It's been a busy week! This post is the weekly review and round up of everything we've been doing as we continue learning about the information side of digital culture.
As we move toward the culmination of your contributions to the Digital Polarization Initiative, it's time to think about your work within its rhetorical situation: the context in which you are attempting to persuade an audience. It's time to embrace the collaborative nature of encyclopedic writing.
You've had some practice in tracing images and stories upstream to their sources, and you should be starting to apply that same skill to the claims you're investigating this week. But what happens when you've tracked a claim back to its earliest origin? Or how do you evaluate a claim from a web source that doesn't really cite other sources or lead you anywhere else? The next skill in our fact-checking toolkit is "Reading Laterally."
Now that you've been assigned a team to work with and a claim to investigate, build your web literacy skillset with the methodology presented in Mike Caufield's Web Literacy textbook. In a series of short chapters, Caufield lays out how to do the "Four Moves" of critical literacy and develop those into a habit of healthy skepticism. Today, work through the first part of the book, and complete two of the "Going Upstream" activities.

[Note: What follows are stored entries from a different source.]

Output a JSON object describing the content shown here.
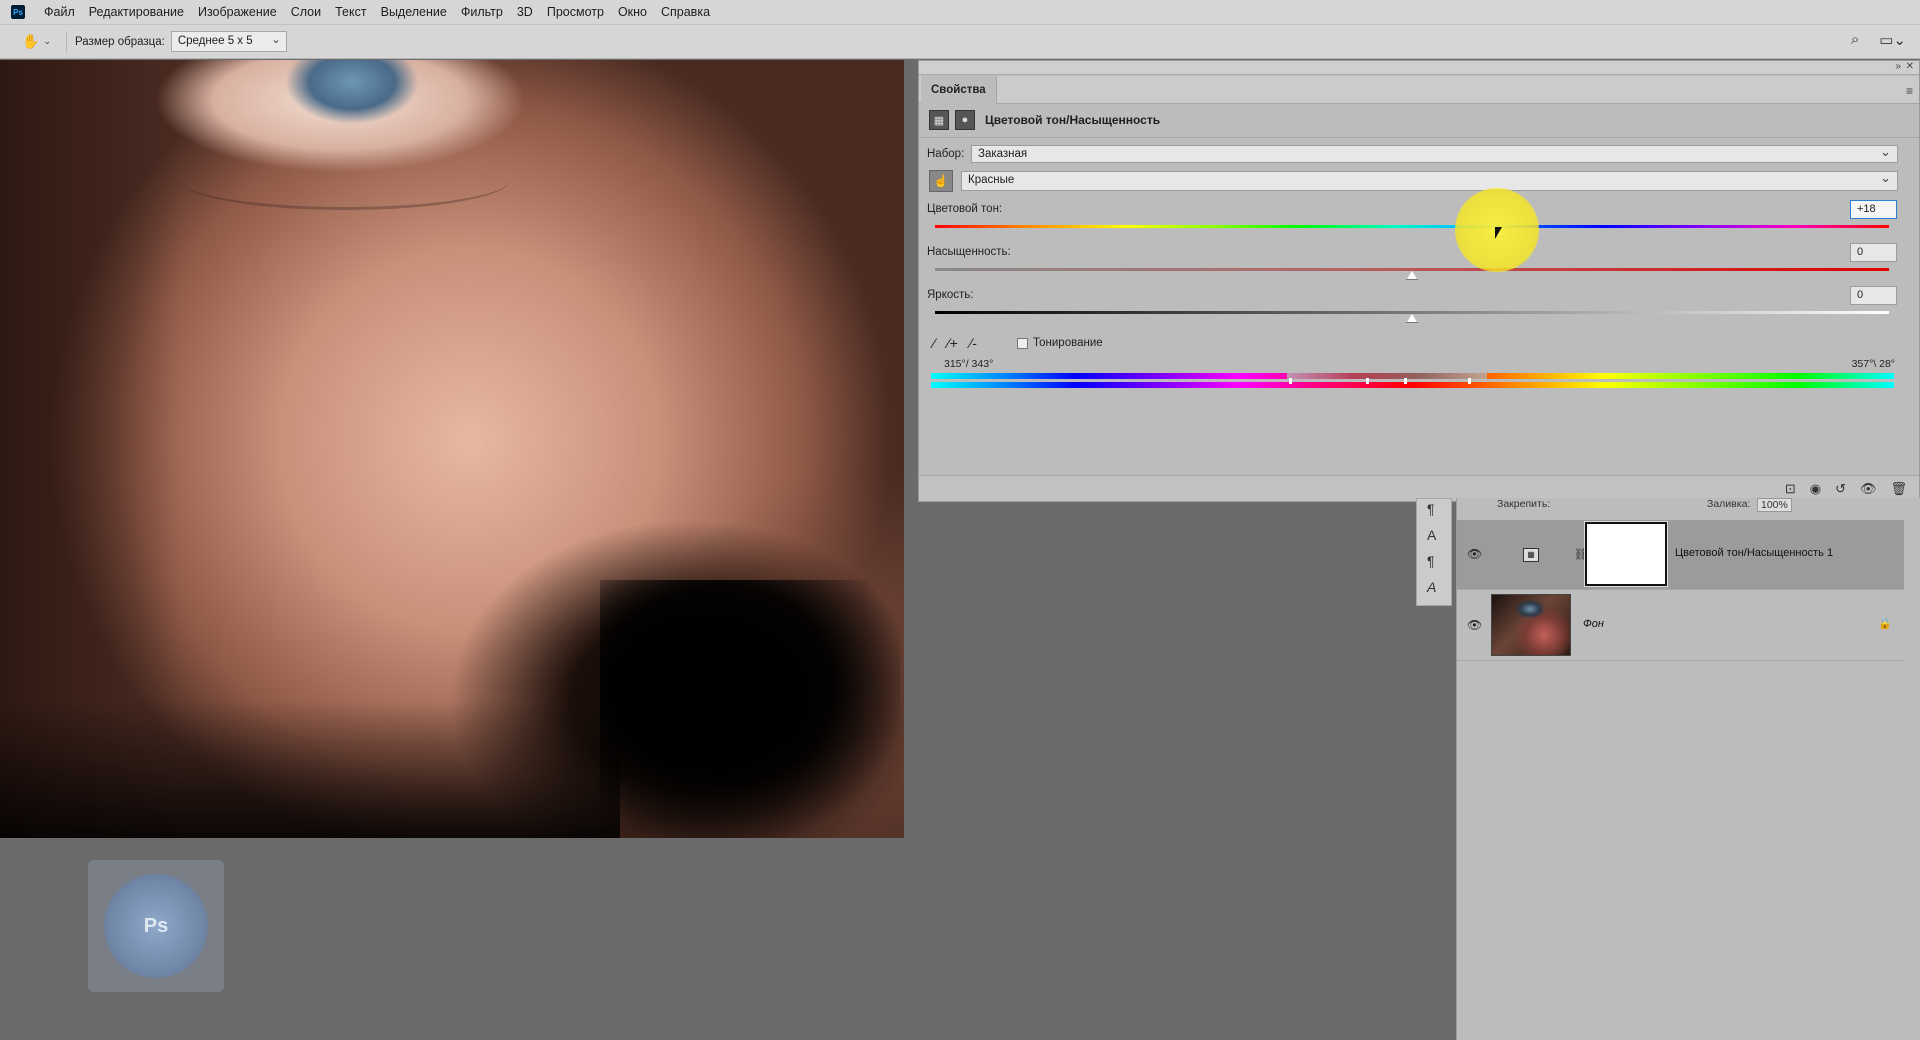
{
  "menubar": {
    "logo": "Ps",
    "items": [
      "Файл",
      "Редактирование",
      "Изображение",
      "Слои",
      "Текст",
      "Выделение",
      "Фильтр",
      "3D",
      "Просмотр",
      "Окно",
      "Справка"
    ]
  },
  "optionsbar": {
    "sample_size_label": "Размер образца:",
    "sample_size_value": "Среднее 5 х 5"
  },
  "properties": {
    "tab_label": "Свойства",
    "title": "Цветовой тон/Насыщенность",
    "preset_label": "Набор:",
    "preset_value": "Заказная",
    "channel_value": "Красные",
    "hue_label": "Цветовой тон:",
    "hue_value": "+18",
    "hue_position": 0.59,
    "saturation_label": "Насыщенность:",
    "saturation_value": "0",
    "saturation_position": 0.5,
    "lightness_label": "Яркость:",
    "lightness_value": "0",
    "lightness_position": 0.5,
    "colorize_label": "Тонирование",
    "colorize_checked": false,
    "range_left": "315°/ 343°",
    "range_right": "357°\\ 28°"
  },
  "layers": {
    "lock_label": "Закрепить:",
    "fill_label": "Заливка:",
    "fill_value": "100%",
    "items": [
      {
        "name": "Цветовой тон/Насыщенность 1",
        "selected": true,
        "type": "adjustment"
      },
      {
        "name": "Фон",
        "selected": false,
        "type": "background",
        "locked": true
      }
    ]
  },
  "colors": {
    "ui_bg": "#d6d6d6",
    "panel_bg": "#bcbcbc",
    "workspace_bg": "#6b6b6b",
    "accent_focus": "#2d7fd6",
    "cursor_highlight": "#f5e32a"
  },
  "icons": {
    "tools": [
      "move-icon",
      "lasso-ellipse-icon",
      "polygonal-lasso-icon",
      "magic-wand-icon",
      "crop-icon",
      "eyedropper-icon",
      "healing-brush-icon",
      "brush-icon",
      "stamp-icon",
      "history-brush-icon",
      "eraser-icon",
      "gradient-icon",
      "blur-icon",
      "dodge-icon",
      "pen-icon",
      "type-icon",
      "path-selection-icon",
      "rectangle-icon",
      "hand-icon",
      "zoom-icon",
      "more-icon"
    ]
  }
}
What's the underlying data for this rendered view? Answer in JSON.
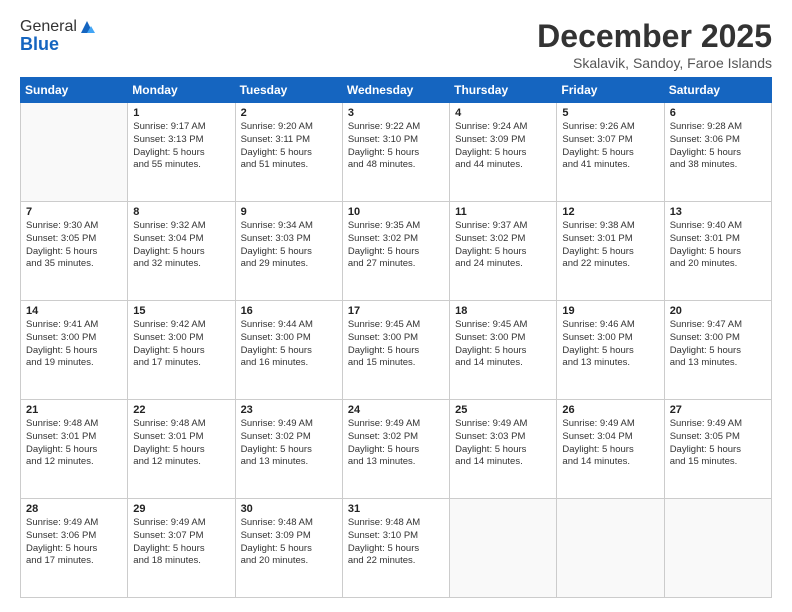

Now that we've spent some time learning about the physical stuff that makes our digital culture possible, this week we'll look more directly at that digital cultural landspace and specifically the ways in which digital platforms tend to steer us toward further division as a culture. However you feel about the outcome of the 2016 presidential election and the ongoing scandals, tensions, protests, investigations, you probably will agree that our nation is pretty divided right now. One reason for that is the way that news shared through social media steers us toward information that simply confirms our beliefs. You can see this illustrated starkly in the Wall Street Journal's "Blue Feed / Red Feed" simulator.